Any documents written for use during confidential mediation sessions between the Dodgers, Frank McCourt and league officials will remain secret, the judge who oversaw the team’s bankruptcy ruled today. By seeking to obtain the documents, Jamie McCourt tried to evade a federal bankruptcy court order to keep the mediation confidential, said U.S. Bankruptcy Judge Kevin Gross in Wilmington, Delaware.
“This is my order and I am enforcing it because it was an essential ingredient in the success” in ending the Dodgers’ bankruptcy, Gross said.
The Dodgers left bankruptcy last year after Frank McCourt sold the team for a record $2 billion to a group including Guggenheim Partners and its top executive Mark Walter and ex- basketball player Magic Johnson.

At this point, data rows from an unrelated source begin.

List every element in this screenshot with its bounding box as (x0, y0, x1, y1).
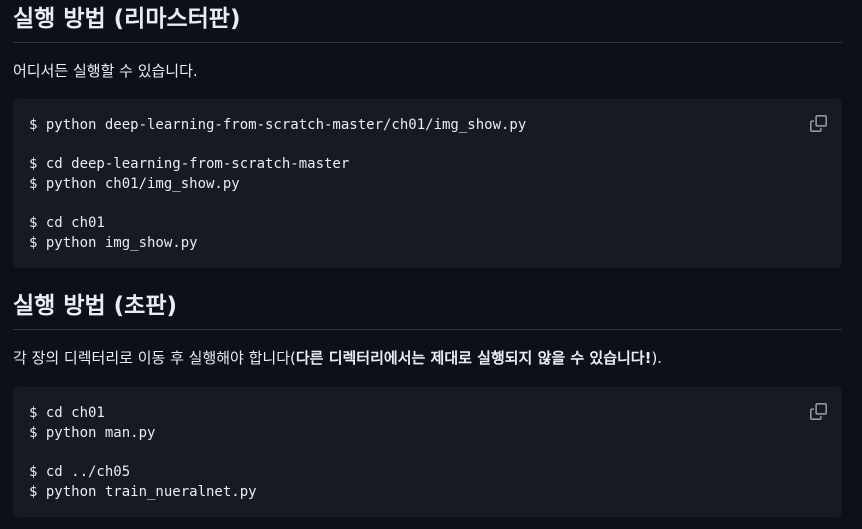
section-heading-remaster: 실행 방법 (리마스터판) (13, 6, 241, 32)
code-line: $ python img_show.py (29, 235, 198, 251)
description-warning: 다른 디렉터리에서는 제대로 실행되지 않을 수 있습니다! (295, 349, 652, 367)
code-block-remaster[interactable]: $ python deep-learning-from-scratch-mast… (13, 99, 842, 268)
code-line: $ python ch01/img_show.py (29, 176, 240, 192)
readme-page: 실행 방법 (리마스터판) 어디서든 실행할 수 있습니다. $ python … (0, 0, 862, 529)
section-description: 각 장의 디렉터리로 이동 후 실행해야 합니다(다른 디렉터리에서는 제대로 … (13, 347, 662, 369)
copy-button[interactable] (806, 111, 830, 135)
heading-divider (13, 329, 842, 330)
section-heading-first-edition: 실행 방법 (초판) (13, 293, 177, 319)
code-line: $ cd deep-learning-from-scratch-master (29, 156, 350, 172)
description-text: 각 장의 디렉터리로 이동 후 실행해야 합니다( (13, 349, 296, 367)
code-line: $ python deep-learning-from-scratch-mast… (29, 117, 527, 133)
code-line: $ python train_nueralnet.py (29, 484, 257, 500)
copy-button[interactable] (806, 399, 830, 423)
heading-divider (13, 42, 842, 43)
code-line: $ cd ../ch05 (29, 464, 131, 480)
code-line: $ cd ch01 (29, 215, 105, 231)
code-line: $ cd ch01 (29, 405, 105, 421)
copy-icon (809, 114, 827, 132)
section-description: 어디서든 실행할 수 있습니다. (13, 62, 198, 80)
copy-icon (809, 402, 827, 420)
description-text-end: ). (651, 349, 663, 367)
code-line: $ python man.py (29, 425, 156, 441)
code-block-first-edition[interactable]: $ cd ch01 $ python man.py $ cd ../ch05 $… (13, 387, 842, 517)
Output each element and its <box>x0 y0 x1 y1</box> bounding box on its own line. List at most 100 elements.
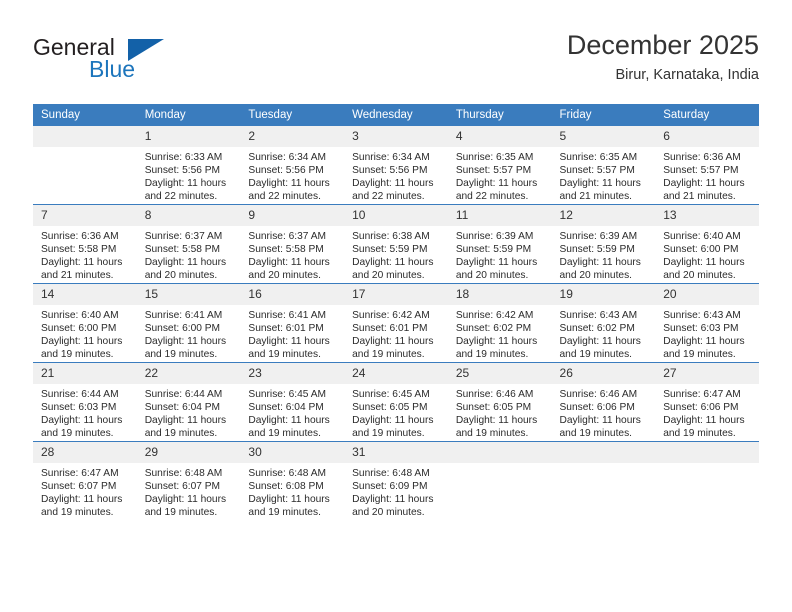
day-number: 26 <box>551 363 656 384</box>
sunset-text: Sunset: 5:57 PM <box>455 165 532 177</box>
calendar-day-cell[interactable]: 10 Sunrise: 6:38 AM Sunset: 5:59 PM Dayligh… <box>344 204 448 284</box>
calendar-week-row: 1 Sunrise: 6:33 AM Sunset: 5:56 PM Daylight… <box>33 126 759 205</box>
day-details: Sunrise: 6:43 AM Sunset: 6:03 PM Daylight:… <box>655 305 759 361</box>
calendar-day-cell[interactable]: 23 Sunrise: 6:45 AM Sunset: 6:04 PM Dayligh… <box>240 362 345 442</box>
calendar-day-cell[interactable]: 27 Sunrise: 6:47 AM Sunset: 6:06 PM Dayligh… <box>655 362 759 442</box>
daylight-text: Daylight: 11 hours <box>144 178 227 190</box>
calendar-day-cell[interactable]: 14 Sunrise: 6:40 AM Sunset: 6:00 PM Dayligh… <box>33 283 137 363</box>
calendar-day-cell[interactable]: 25 Sunrise: 6:46 AM Sunset: 6:05 PM Dayligh… <box>447 362 552 442</box>
calendar-day-cell[interactable]: 28 Sunrise: 6:47 AM Sunset: 6:07 PM Dayligh… <box>33 441 137 520</box>
calendar-empty-cell <box>447 441 552 520</box>
day-number: 22 <box>136 363 241 384</box>
daylight-text: and 19 minutes. <box>144 428 218 440</box>
calendar-body: 1 Sunrise: 6:33 AM Sunset: 5:56 PM Daylight… <box>33 126 759 520</box>
daylight-text: and 22 minutes. <box>248 191 321 203</box>
general-blue-logo[interactable]: General Blue <box>33 34 233 90</box>
calendar-day-cell[interactable]: 19 Sunrise: 6:43 AM Sunset: 6:02 PM Dayligh… <box>551 283 656 363</box>
daylight-text: and 19 minutes. <box>663 349 736 361</box>
calendar-day-cell[interactable]: 15 Sunrise: 6:41 AM Sunset: 6:00 PM Dayligh… <box>136 283 241 363</box>
day-details: Sunrise: 6:33 AM Sunset: 5:56 PM Daylight:… <box>137 147 241 203</box>
daylight-text: and 19 minutes. <box>248 349 321 361</box>
day-details: Sunrise: 6:36 AM Sunset: 5:58 PM Daylight:… <box>33 226 137 282</box>
sunrise-text: Sunrise: 6:44 AM <box>144 389 223 400</box>
day-details: Sunrise: 6:35 AM Sunset: 5:57 PM Daylight:… <box>552 147 656 203</box>
calendar-day-cell[interactable]: 22 Sunrise: 6:44 AM Sunset: 6:04 PM Dayligh… <box>136 362 241 442</box>
day-number: 2 <box>240 126 345 147</box>
day-details: Sunrise: 6:46 AM Sunset: 6:05 PM Daylight:… <box>448 384 552 440</box>
calendar-day-cell[interactable]: 24 Sunrise: 6:45 AM Sunset: 6:05 PM Dayligh… <box>344 362 448 442</box>
calendar-day-cell[interactable]: 11 Sunrise: 6:39 AM Sunset: 5:59 PM Dayligh… <box>447 204 552 284</box>
day-details: Sunrise: 6:38 AM Sunset: 5:59 PM Daylight:… <box>344 226 448 282</box>
sunrise-text: Sunrise: 6:48 AM <box>352 468 430 479</box>
calendar-empty-cell <box>655 441 759 520</box>
calendar-day-cell[interactable]: 3 Sunrise: 6:34 AM Sunset: 5:56 PM Daylight… <box>344 126 448 205</box>
calendar-day-cell[interactable]: 6 Sunrise: 6:36 AM Sunset: 5:57 PM Daylight… <box>655 126 759 205</box>
day-details: Sunrise: 6:37 AM Sunset: 5:58 PM Daylight:… <box>240 226 344 282</box>
day-number: 18 <box>447 284 552 305</box>
calendar-day-cell[interactable]: 18 Sunrise: 6:42 AM Sunset: 6:02 PM Dayligh… <box>447 283 552 363</box>
title-block: December 2025 Birur, Karnataka, India <box>567 28 759 86</box>
sunset-text: Sunset: 6:00 PM <box>41 323 117 335</box>
weekday-header-row: Sunday Monday Tuesday Wednesday Thursday… <box>33 104 759 126</box>
calendar-week-row: 14 Sunrise: 6:40 AM Sunset: 6:00 PM Dayligh… <box>33 283 759 363</box>
daylight-text: and 21 minutes. <box>41 270 114 282</box>
day-number: 11 <box>447 205 552 226</box>
sunset-text: Sunset: 5:56 PM <box>352 165 428 177</box>
day-details: Sunrise: 6:45 AM Sunset: 6:04 PM Daylight:… <box>240 384 344 440</box>
daylight-text: Daylight: 11 hours <box>455 178 538 190</box>
sunrise-text: Sunrise: 6:47 AM <box>663 389 741 400</box>
daylight-text: Daylight: 11 hours <box>352 257 434 269</box>
daylight-text: Daylight: 11 hours <box>455 415 538 427</box>
sunset-text: Sunset: 6:00 PM <box>663 244 739 256</box>
calendar-day-cell[interactable]: 7 Sunrise: 6:36 AM Sunset: 5:58 PM Daylight… <box>33 204 137 284</box>
calendar-day-cell[interactable]: 20 Sunrise: 6:43 AM Sunset: 6:03 PM Dayligh… <box>655 283 759 363</box>
daylight-text: Daylight: 11 hours <box>352 494 434 506</box>
sunset-text: Sunset: 6:00 PM <box>144 323 221 335</box>
calendar-day-cell[interactable]: 5 Sunrise: 6:35 AM Sunset: 5:57 PM Daylight… <box>551 126 656 205</box>
day-number: 27 <box>655 363 759 384</box>
weekday-header-friday: Friday <box>551 104 656 126</box>
day-details <box>552 463 656 467</box>
sunset-text: Sunset: 5:58 PM <box>144 244 221 256</box>
daylight-text: Daylight: 11 hours <box>41 336 123 348</box>
calendar-day-cell[interactable]: 9 Sunrise: 6:37 AM Sunset: 5:58 PM Daylight… <box>240 204 345 284</box>
day-details: Sunrise: 6:42 AM Sunset: 6:01 PM Daylight:… <box>344 305 448 361</box>
day-number <box>447 442 552 463</box>
daylight-text: Daylight: 11 hours <box>41 415 123 427</box>
day-number <box>33 126 137 147</box>
day-details: Sunrise: 6:41 AM Sunset: 6:00 PM Daylight:… <box>137 305 241 361</box>
daylight-text: and 19 minutes. <box>144 507 218 519</box>
sunset-text: Sunset: 5:58 PM <box>41 244 117 256</box>
calendar-day-cell[interactable]: 1 Sunrise: 6:33 AM Sunset: 5:56 PM Daylight… <box>136 126 241 205</box>
calendar-day-cell[interactable]: 16 Sunrise: 6:41 AM Sunset: 6:01 PM Dayligh… <box>240 283 345 363</box>
sunrise-text: Sunrise: 6:40 AM <box>663 231 741 242</box>
daylight-text: Daylight: 11 hours <box>144 415 227 427</box>
day-number: 12 <box>551 205 656 226</box>
daylight-text: and 22 minutes. <box>352 191 425 203</box>
sunset-text: Sunset: 6:02 PM <box>559 323 635 335</box>
day-details: Sunrise: 6:35 AM Sunset: 5:57 PM Daylight:… <box>448 147 552 203</box>
calendar-day-cell[interactable]: 2 Sunrise: 6:34 AM Sunset: 5:56 PM Daylight… <box>240 126 345 205</box>
day-number <box>655 442 759 463</box>
sunset-text: Sunset: 6:08 PM <box>248 481 324 493</box>
weekday-header-tuesday: Tuesday <box>240 104 345 126</box>
calendar-day-cell[interactable]: 13 Sunrise: 6:40 AM Sunset: 6:00 PM Dayligh… <box>655 204 759 284</box>
calendar-day-cell[interactable]: 8 Sunrise: 6:37 AM Sunset: 5:58 PM Daylight… <box>136 204 241 284</box>
calendar-day-cell[interactable]: 30 Sunrise: 6:48 AM Sunset: 6:08 PM Dayligh… <box>240 441 345 520</box>
day-number: 4 <box>447 126 552 147</box>
calendar-day-cell[interactable]: 26 Sunrise: 6:46 AM Sunset: 6:06 PM Dayligh… <box>551 362 656 442</box>
weekday-header-wednesday: Wednesday <box>344 104 448 126</box>
calendar-day-cell[interactable]: 31 Sunrise: 6:48 AM Sunset: 6:09 PM Dayligh… <box>344 441 448 520</box>
calendar-day-cell[interactable]: 4 Sunrise: 6:35 AM Sunset: 5:57 PM Daylight… <box>447 126 552 205</box>
calendar-day-cell[interactable]: 21 Sunrise: 6:44 AM Sunset: 6:03 PM Dayligh… <box>33 362 137 442</box>
sunset-text: Sunset: 6:04 PM <box>248 402 324 414</box>
weekday-header-thursday: Thursday <box>447 104 552 126</box>
calendar-day-cell[interactable]: 29 Sunrise: 6:48 AM Sunset: 6:07 PM Dayligh… <box>136 441 241 520</box>
sunset-text: Sunset: 6:03 PM <box>663 323 739 335</box>
day-number: 24 <box>344 363 448 384</box>
calendar-day-cell[interactable]: 12 Sunrise: 6:39 AM Sunset: 5:59 PM Dayligh… <box>551 204 656 284</box>
calendar-day-cell[interactable]: 17 Sunrise: 6:42 AM Sunset: 6:01 PM Dayligh… <box>344 283 448 363</box>
sunrise-text: Sunrise: 6:48 AM <box>144 468 223 479</box>
day-details: Sunrise: 6:48 AM Sunset: 6:09 PM Daylight:… <box>344 463 448 519</box>
daylight-text: and 19 minutes. <box>455 349 529 361</box>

After the team was sold, Jamie McCourt filed court papers saying her $131 million divorce settlement was based on fraud and asked that it be set aside. In her request, McCourt, who is an attorney, said Frank McCourt declared under penalty of perjury in August, 2001 that the fair market value of their assets was less than $300 million.
About six months later, the team was sold for more than $2 billion.
Frank McCourt and the league struck a deal in mediation that Gross said led to the successful sale. The most important part of that deal involved a set of special terms governing the auction of the team. MLB considered the special terms so secret that they were never made part of the team’s bankruptcy or submitted to Gross for his approval.
Attorneys for the Dodgers and the baseball league were in court today to ask Gross for an emergency ruling to keep the special terms and any other mediation documents from being used by Jamie McCourt to reopen her divorce case.
The case is In re Los Angeles Dodgers LLC, 11-12010, U.S. Bankruptcy Court, District of Delaware (Wilmington).